San sabah saatlerinde hâlâ Wooyoung uyurken ses çıkarmamaya özen göstererek hazırlanıp geçen gün Kyungmin'le anlaştığı gibi onu almaya gitmiş ve bir pastaneye uğrayarak pasta alıp eve geri gelmişlerdi.Arabayı park edip çıktıktan sonra evin kapısını açarlarken çaktırmadan içeri girmeye çalışıyorlardı. Kyungmin işaret parmağını dudaklarına kötürüp ses çıkarmamasını hatırlatırken San başını sallayıp içeriye doğru yönelmişti. Bir yandan da heyecanlı küçük çocuğun heyecanına ortak olmuştu.

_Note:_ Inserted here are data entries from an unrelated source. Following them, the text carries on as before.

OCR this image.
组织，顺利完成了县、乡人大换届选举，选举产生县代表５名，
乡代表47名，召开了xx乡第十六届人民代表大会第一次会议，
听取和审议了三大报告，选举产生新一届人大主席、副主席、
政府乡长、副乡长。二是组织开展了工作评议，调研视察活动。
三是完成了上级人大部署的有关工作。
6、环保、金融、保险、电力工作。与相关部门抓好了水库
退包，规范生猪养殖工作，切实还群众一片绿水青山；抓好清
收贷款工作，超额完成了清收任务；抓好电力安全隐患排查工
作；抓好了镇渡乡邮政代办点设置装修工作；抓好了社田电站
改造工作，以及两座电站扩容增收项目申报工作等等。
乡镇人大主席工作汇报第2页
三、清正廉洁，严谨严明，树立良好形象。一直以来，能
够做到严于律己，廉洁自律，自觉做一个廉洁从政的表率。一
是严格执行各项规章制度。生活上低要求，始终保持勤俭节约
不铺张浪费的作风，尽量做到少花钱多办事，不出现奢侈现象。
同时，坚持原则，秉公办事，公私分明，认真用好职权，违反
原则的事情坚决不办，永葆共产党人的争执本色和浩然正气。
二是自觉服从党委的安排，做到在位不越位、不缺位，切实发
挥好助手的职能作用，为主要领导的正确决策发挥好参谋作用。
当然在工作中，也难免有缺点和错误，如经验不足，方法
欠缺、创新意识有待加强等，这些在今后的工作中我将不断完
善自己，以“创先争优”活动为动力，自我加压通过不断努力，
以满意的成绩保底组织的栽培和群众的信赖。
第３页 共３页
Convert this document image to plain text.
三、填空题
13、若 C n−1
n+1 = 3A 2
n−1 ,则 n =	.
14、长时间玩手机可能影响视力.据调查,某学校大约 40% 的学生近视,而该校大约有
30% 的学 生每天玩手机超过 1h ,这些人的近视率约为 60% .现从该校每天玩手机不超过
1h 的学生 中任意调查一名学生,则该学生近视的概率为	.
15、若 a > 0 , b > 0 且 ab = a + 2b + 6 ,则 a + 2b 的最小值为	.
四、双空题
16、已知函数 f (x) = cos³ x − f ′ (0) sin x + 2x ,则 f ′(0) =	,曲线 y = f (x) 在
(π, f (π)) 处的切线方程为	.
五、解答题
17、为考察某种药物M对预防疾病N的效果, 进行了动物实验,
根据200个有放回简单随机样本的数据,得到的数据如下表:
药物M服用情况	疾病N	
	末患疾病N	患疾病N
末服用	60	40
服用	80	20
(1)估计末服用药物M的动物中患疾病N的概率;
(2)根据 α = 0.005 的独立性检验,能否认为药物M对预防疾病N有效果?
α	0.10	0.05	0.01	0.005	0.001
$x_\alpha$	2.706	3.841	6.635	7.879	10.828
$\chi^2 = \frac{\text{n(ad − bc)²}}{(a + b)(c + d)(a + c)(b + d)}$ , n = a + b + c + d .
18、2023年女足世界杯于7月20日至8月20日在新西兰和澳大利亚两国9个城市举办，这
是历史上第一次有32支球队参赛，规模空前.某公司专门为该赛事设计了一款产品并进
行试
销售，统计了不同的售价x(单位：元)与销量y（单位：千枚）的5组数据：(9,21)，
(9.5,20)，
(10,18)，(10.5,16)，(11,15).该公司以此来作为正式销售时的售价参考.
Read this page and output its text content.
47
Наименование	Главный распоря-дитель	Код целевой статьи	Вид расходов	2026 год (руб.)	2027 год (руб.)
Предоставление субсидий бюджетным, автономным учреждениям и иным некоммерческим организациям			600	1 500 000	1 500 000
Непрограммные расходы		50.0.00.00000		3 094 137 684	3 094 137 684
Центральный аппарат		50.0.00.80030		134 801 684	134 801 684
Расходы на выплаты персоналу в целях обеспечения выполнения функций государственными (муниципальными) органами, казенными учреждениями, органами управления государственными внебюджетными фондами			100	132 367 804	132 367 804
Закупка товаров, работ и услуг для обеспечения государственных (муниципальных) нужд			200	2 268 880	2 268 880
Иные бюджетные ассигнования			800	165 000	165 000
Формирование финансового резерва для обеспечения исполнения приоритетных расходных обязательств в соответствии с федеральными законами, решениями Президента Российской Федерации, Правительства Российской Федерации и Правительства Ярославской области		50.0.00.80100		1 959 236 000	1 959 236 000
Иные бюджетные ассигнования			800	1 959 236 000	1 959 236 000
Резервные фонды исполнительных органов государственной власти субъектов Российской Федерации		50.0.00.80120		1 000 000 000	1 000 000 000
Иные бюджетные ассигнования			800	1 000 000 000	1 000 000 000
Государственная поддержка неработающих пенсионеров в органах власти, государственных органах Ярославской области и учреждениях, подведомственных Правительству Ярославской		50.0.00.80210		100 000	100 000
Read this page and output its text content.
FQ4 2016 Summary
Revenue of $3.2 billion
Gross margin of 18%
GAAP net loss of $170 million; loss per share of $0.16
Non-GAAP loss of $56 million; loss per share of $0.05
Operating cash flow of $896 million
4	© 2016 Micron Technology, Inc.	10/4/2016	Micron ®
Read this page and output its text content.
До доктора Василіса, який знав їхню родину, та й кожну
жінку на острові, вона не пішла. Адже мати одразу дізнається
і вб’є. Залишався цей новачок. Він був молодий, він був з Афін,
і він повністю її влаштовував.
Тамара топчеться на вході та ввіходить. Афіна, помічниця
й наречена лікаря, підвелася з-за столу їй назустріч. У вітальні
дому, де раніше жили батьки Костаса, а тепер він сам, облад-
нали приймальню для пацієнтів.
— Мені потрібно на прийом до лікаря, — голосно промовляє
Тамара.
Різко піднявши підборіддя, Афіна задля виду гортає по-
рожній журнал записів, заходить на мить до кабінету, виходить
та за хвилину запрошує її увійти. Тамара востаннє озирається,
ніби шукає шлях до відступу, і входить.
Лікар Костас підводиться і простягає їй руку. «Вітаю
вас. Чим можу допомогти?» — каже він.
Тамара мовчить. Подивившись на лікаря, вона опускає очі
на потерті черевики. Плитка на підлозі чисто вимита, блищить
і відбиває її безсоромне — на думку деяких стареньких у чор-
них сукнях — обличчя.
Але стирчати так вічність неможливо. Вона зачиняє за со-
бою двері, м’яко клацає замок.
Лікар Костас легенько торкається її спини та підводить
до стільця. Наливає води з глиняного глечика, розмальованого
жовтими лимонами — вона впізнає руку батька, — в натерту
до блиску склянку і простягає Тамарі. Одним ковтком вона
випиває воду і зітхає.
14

Araba sesini duyduğu gibi Wooyoung gözlerini ovuşturup yanına baktığında tek olduğunu fark ederek yatağından kalkmış, merdivenlerden tek tek inerek belki San ordadır diye kafasını mutfağa doğru yöneltecekti ama kapıdaki ikiliyi yakaladığında üçü de bakışmıştı.
Kyungmin telaşla yanındakine baktı.
Wooyoung yavaşça merdivenlerin sonuna doğru gelip henüz uykusunu alamadığı için zar zor açılan gözleriyle onların ne yapmaya çalıştığını anlamaya çalışıyordu.
San yakalandıkları için elindeki pastayla ona ilerleyerek sakince beline sarılmıştı. "İyi ki doğdun."
"İyi ki doğdun!" Kyungmin de uykulu abisine yapışıp boşta kalan kısımdan beline sarılmıştı.
Wooyoung anca anlayınca gülmeye başlarken kollarını ikiliye sararken bedenini de San'a yaslamıştı. Uyku sersemi olduğu için henüz kendine gelememesi yüzünden San onun halini şirin bularak saçlarını öpüp iyice sardı.
"Sabah sabah bunun için mi çıktın?" demişti Wooyoung yanındaki San'a. Yataktaki boşluğu fark eder fark etmez aşağıya inip onu göremeseydi kaşları çatılırdı.
Kyungmin abisine karşı sabırsızca gülümsedi. "Sürpriz yapalım istedi." dedi. "Bize geldiğinizde bunu konuşmuştuk."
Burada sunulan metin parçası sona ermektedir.